Sam took his cracked phone and texted John the details. Once he had, the head of security departed on his mission and Sam was left to ponder everything. Was it the right decision to go searching for the child immediately? Had he really thought any of it through for long enough to warrant going in search of the boy so soon? And what would the media make of all of this if they got a sniff? His affair with Claire during Marya’s last days was sure to get out if he found the boy and presented him in some way to the world. And what were his plans when he did find the child? Would he immediately attempt to enter the boy’s life? Or would he hold off, introduce himself gradually? What would he say to Jess?
His mind spun in ever-increasing circles and, feeling heavy, he rested his head onto his outstretched arms, which lay across the desk. Soon the weight of everything got the better of him and he fell into a deep sleep.
CHAPTER THREE
“Wake up, Davey, we’re across the border,” Jules said softly into the back of the car, shaking the boy as he lay across the backseat in his blanket, driving with his other hand, his eyes momentarily off the road, Juliette asleep in the passenger seat beside him. At the crossing, the guards had even been kind enough not to wake the old woman and the boy, and merely allowed Jules to fetch their passports for the guards to take a look at, as well as ask a few brief questions.

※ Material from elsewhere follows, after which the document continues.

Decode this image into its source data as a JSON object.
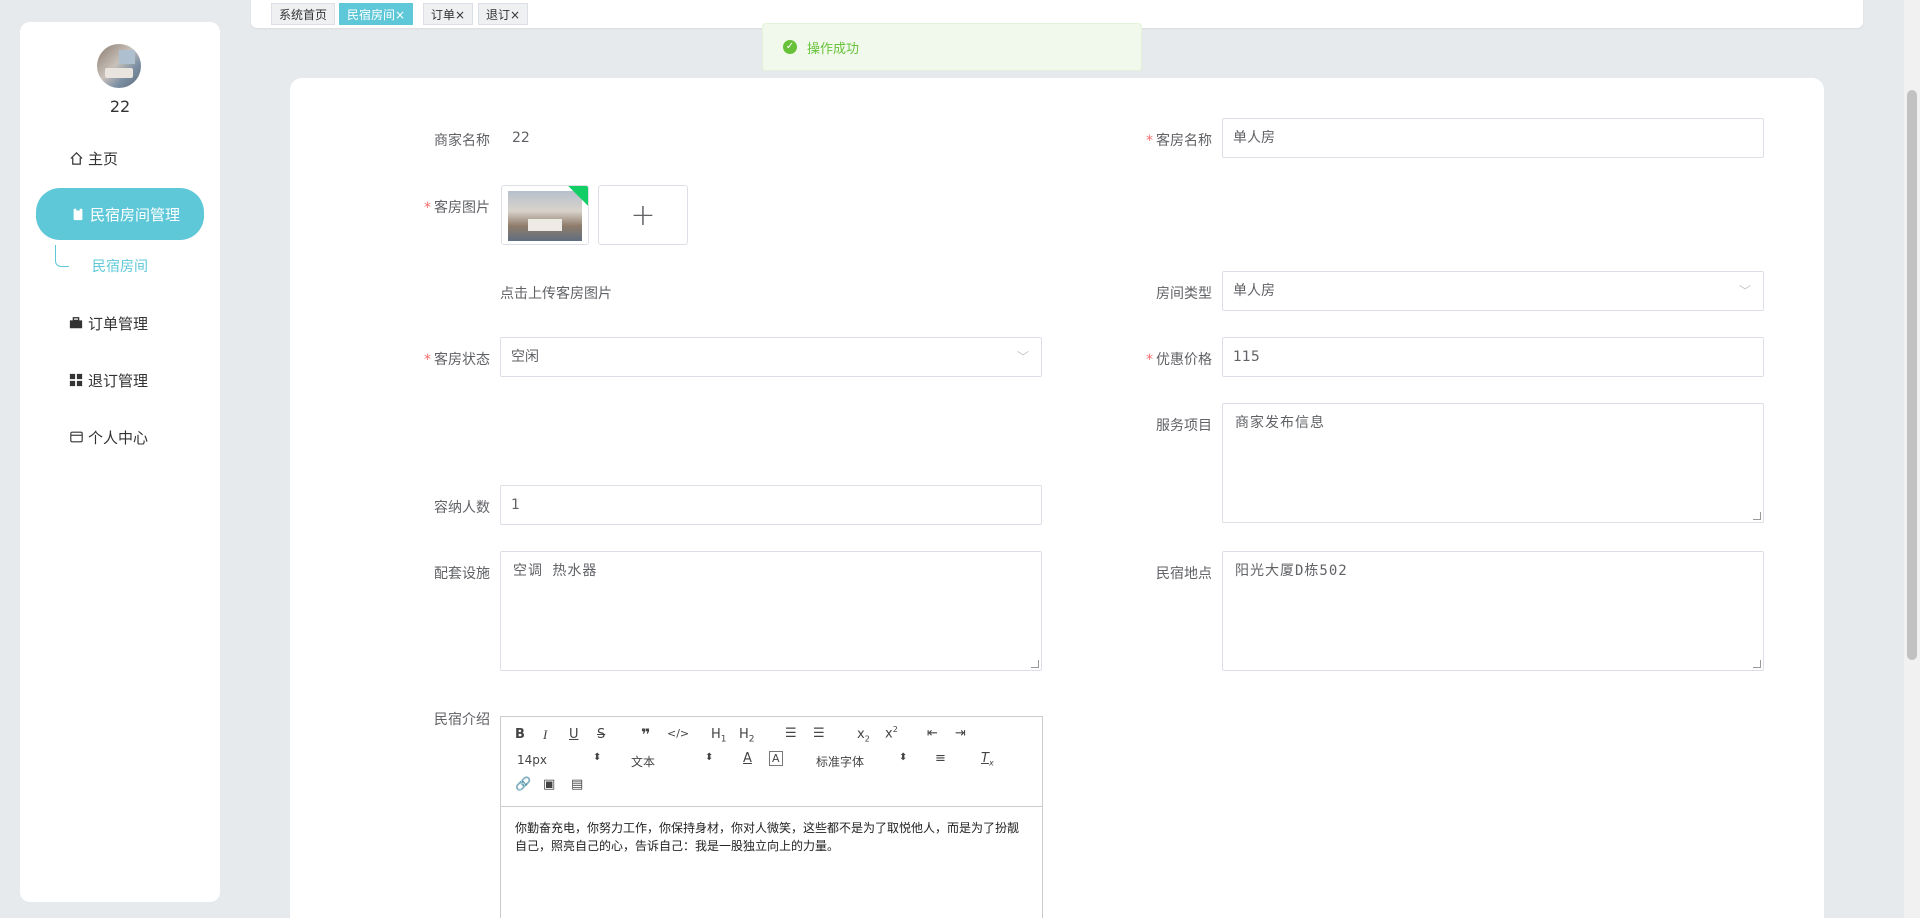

David gradually roused and opened his eyes, sitting up as he did and rubbing them, the piercing early morning sun dashing in through the window in sharp streaks. Staring out at the open desert, his eyes slowly adjusting to the light, the boy was amazed to find that it all looked extremely similar to Southern California and Arizona when they’d visited those places.
“It looks just like back home, Pa.”
“Landscape’s all the same for the moment; we ain’t nowhere near the jungle. You wait till we reach a town. You’ll see it’s different then. Plus we only just crossed the border, so it’s gonna still look a lot like America.”